Why even publish this article? I chose it, for the same reason I chose many other articles to post; to provide an example of now people can get turned around when it comes to generic financial advice. If you can really call it advice at all. A 60/40 portfolio is an investment allocation or strategy that holds 60% of the money is stocks and 40% of the money in bonds and or cash. That doesn’t tell us a whole lot. What kind of stocks? What kind of bonds? How much income or growth does someone need? The questions go on and on. How can such a generic portfolio be considered advice? It can’t, and the article does eventually point that out. We all know that everyone has their own set of circumstances that make their current wants and needs different from someone else.
Now I agree with many of the points made in the article, but I would add one more rather important observation that all retirees need to consider. Times change and so do markets. You can not compare someone retiring today with a 401k and no pension to someone that retired 20 or 30 plus years ago that had a pension. You can’t compare 60/40 portfolios built 20, 30, or 40 years ago with a portfolio built the same way today due to the interest rate environment.
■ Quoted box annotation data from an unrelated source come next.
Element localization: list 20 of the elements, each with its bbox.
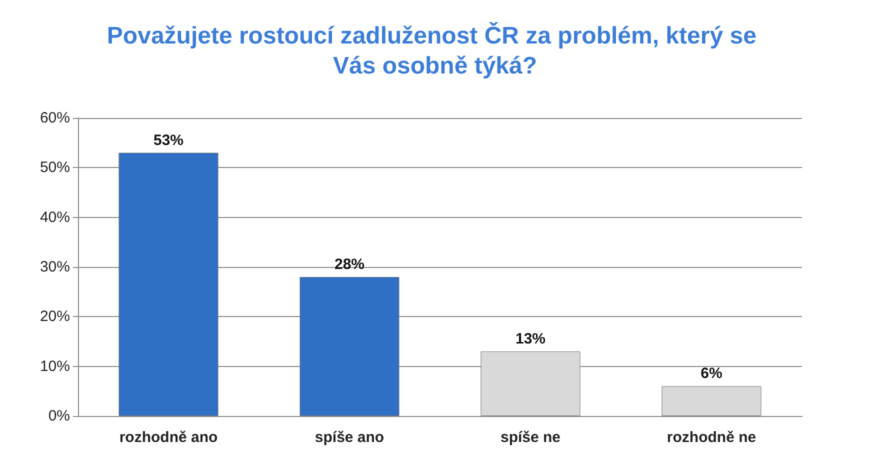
y-tick-label: 50% [40, 159, 70, 176]
data-label: 53% [153, 132, 184, 149]
x-tick-label: rozhodně ano [119, 429, 218, 446]
chart-title: Považujete rostoucí zadluženost ČR za problém, který se Vás osobně týká? [106, 22, 764, 80]
bar [662, 386, 762, 416]
y-tick-label: 40% [40, 208, 70, 226]
bar [300, 276, 400, 416]
y-tick-label: 20% [40, 308, 70, 326]
y-tick-label: 60% [40, 110, 70, 126]
x-tick-label: spíše ne [500, 429, 561, 446]
data-label: 28% [334, 256, 365, 273]
data-label: 6% [700, 365, 722, 382]
bar [118, 152, 218, 416]
x-tick-label: rozhodně ne [666, 429, 756, 446]
y-tick-label: 30% [40, 258, 70, 276]
bar [480, 351, 580, 416]
y-tick-label: 10% [40, 358, 70, 375]
x-tick-label: spíše ano [314, 429, 384, 446]
y-tick-label: 0% [48, 408, 70, 424]
data-label: 13% [515, 330, 546, 348]
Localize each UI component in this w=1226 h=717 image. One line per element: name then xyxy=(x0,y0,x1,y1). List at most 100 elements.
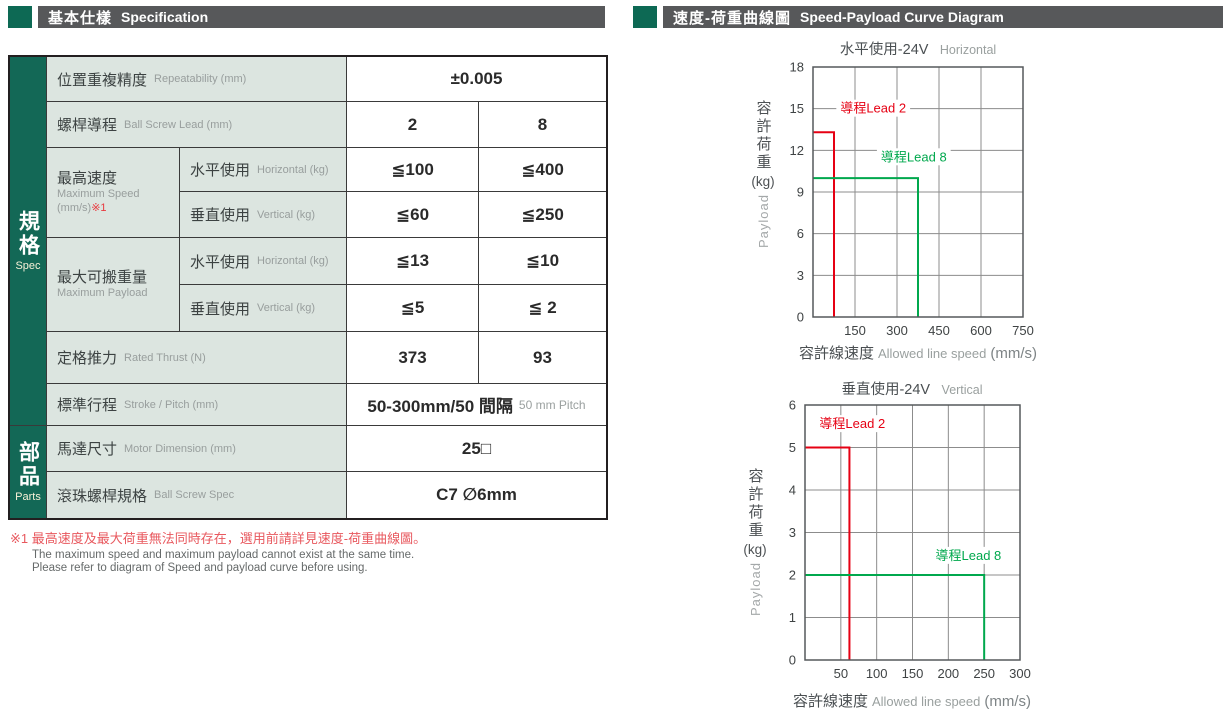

There are aspects to markets, both stock and bond markets, that have remained remarkably consistent. Their opportunities for an investor to realize long-term growth and their long-term efficiencies of pricing assets are just a few, but markets don’t exist in a vacuum. They anticipate change, they are forward looking. As the environment or world, in which these markets exist changes, the markets evolve. Which requires investors to evolve their thinking to keep up. You don’t need to reinvent the wheel, but common sense will tell you that nothing in the universe stays the same forever.
Living off the dividend from your company stock, putting your retirement savings in bank CDs and “downsizing” your house may have once worked for a lot of Americans. Much like blindly adopting a 60/40 portfolio like your parents once did. The world has changes, markets have changed so it may make sense to take some time and at least consider a change in your investment philosophy.